MOSCOW, April 6. /TASS/. Contrary to a widely spread western delusion an overwhelming majority of Russians show little or no wish to leave their home country for good to settle elsewhere. According to a March poll by the Levada Center, as many as 83% of Russians have no plans for resettling to other countries (57% of the respondents replied with a firm "NO" and another 26% said "rather NO than YES"). This is the highest-ever level during the whole history of observations since 1990. Only 12% of Russians would like to seek residence permits in other countries with no intention to return.
Levada Center attributes this to the crisis, as well as growing popular support for the authorities in this context. Opinion poll statistics are not enough to identify one main cause of anti-emigration sentiment, Kommersant Dengi (Kommersant Money) magazine quotes the pollster’s director, Lev Gudkov, as saying. In his opinion politics and the upsurge of patriotism are very important: at a certain point 20% to 25% of the population were rather critical of the regime, but after Crimea’s reunification with Russia their opinion changed drastically. In defiance of the economic problems their feeling of self-esteem has grown. These are rather well-off people who hope that the crisis will not last."
Whereas 12% percent said they would like to go, no more than 1% have been taking steps to translate this wish into reality, and still less actually go. Feeling like taking to the road and having an opportunity to do so are very different things, Bolshoi Gorod (Big City) magazine quotes the director of the Institute of Demography at the Higher School of Economics, Mikhail Denisenko, as saying. "Real emigration requires human and financial resources that will be in demand in another country."

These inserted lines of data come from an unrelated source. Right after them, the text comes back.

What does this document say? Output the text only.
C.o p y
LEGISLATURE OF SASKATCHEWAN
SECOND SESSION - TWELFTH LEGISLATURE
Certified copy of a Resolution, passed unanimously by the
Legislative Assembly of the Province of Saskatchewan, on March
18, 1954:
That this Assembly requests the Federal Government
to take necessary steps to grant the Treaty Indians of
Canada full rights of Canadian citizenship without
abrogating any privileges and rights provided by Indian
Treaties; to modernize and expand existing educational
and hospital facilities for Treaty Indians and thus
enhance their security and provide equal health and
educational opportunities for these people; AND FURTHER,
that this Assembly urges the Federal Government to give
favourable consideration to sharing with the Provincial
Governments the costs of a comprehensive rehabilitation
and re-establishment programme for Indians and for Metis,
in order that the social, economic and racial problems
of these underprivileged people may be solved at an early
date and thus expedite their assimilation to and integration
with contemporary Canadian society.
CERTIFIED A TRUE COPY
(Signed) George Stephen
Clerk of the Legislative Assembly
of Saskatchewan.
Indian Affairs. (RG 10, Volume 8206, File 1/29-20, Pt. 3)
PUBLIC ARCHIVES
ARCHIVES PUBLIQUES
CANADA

Many have given up their resettlement plans for purely economic reasons, because their ruble assets have lost much of their original value of late. According to Sergey Kuznetsov, the organizer of the Facebook project "Suitcase, Train Station, Where to?", which provides advice to those eager to seek a better fortune away from home, some of the emigrants mention political reasons, and others, economic ones. Nevertheless, very few leave forever, contrary to what former Soviet citizens did in the 1970s. "Many say: ‘We shall take a look at what life there is like. Possibly, we’ll be back,’" he said.
Senior research fellow at the Russian Academy of Sciences’ Institute of Psychology, Timofey Nestik, attributes this trend to several causes. "Even in the past the group of people who thought they would be in great demand outside Russia was extremely small. After the crisis and the rouble’s slump it is still smaller," he told TASS. Also, there is the psychological reason — the so-called "besieged fortress syndrome."
"In the current political situation the very instance of declaring an intention to leave may be interpreted to the detriment of one’s self-esteem and positive self-evaluation," he said.
The expert believes that a certain role has been played by a decline in Russians’ foreign contacts. With the rouble’s devaluation far fewer Russians go abroad on vacation and have lost the chance to compare.
"Russians’ level of social mobility is very low. Many have never visited even the neighboring town, let alone Moscow," the chief of the Comprehensive Social Studies Centre at the RAS Institute of Sociology, Vladimir Petukhov, has told TASS. "The wish to leave and the actual departure are two different things."
"Many of those who are leaving are young and relatively wealthy people with good education. And such people often ask themselves: "What will I be doing there?’ A friend of mine, a former chief of a cardiology department at a Moscow hospital had to work as a nurse for ten years after emigrating to the United States. And now there has developed one more fear: the attitude towards Russians in the West has worsened, so I will have one more trouble on the list of my problems."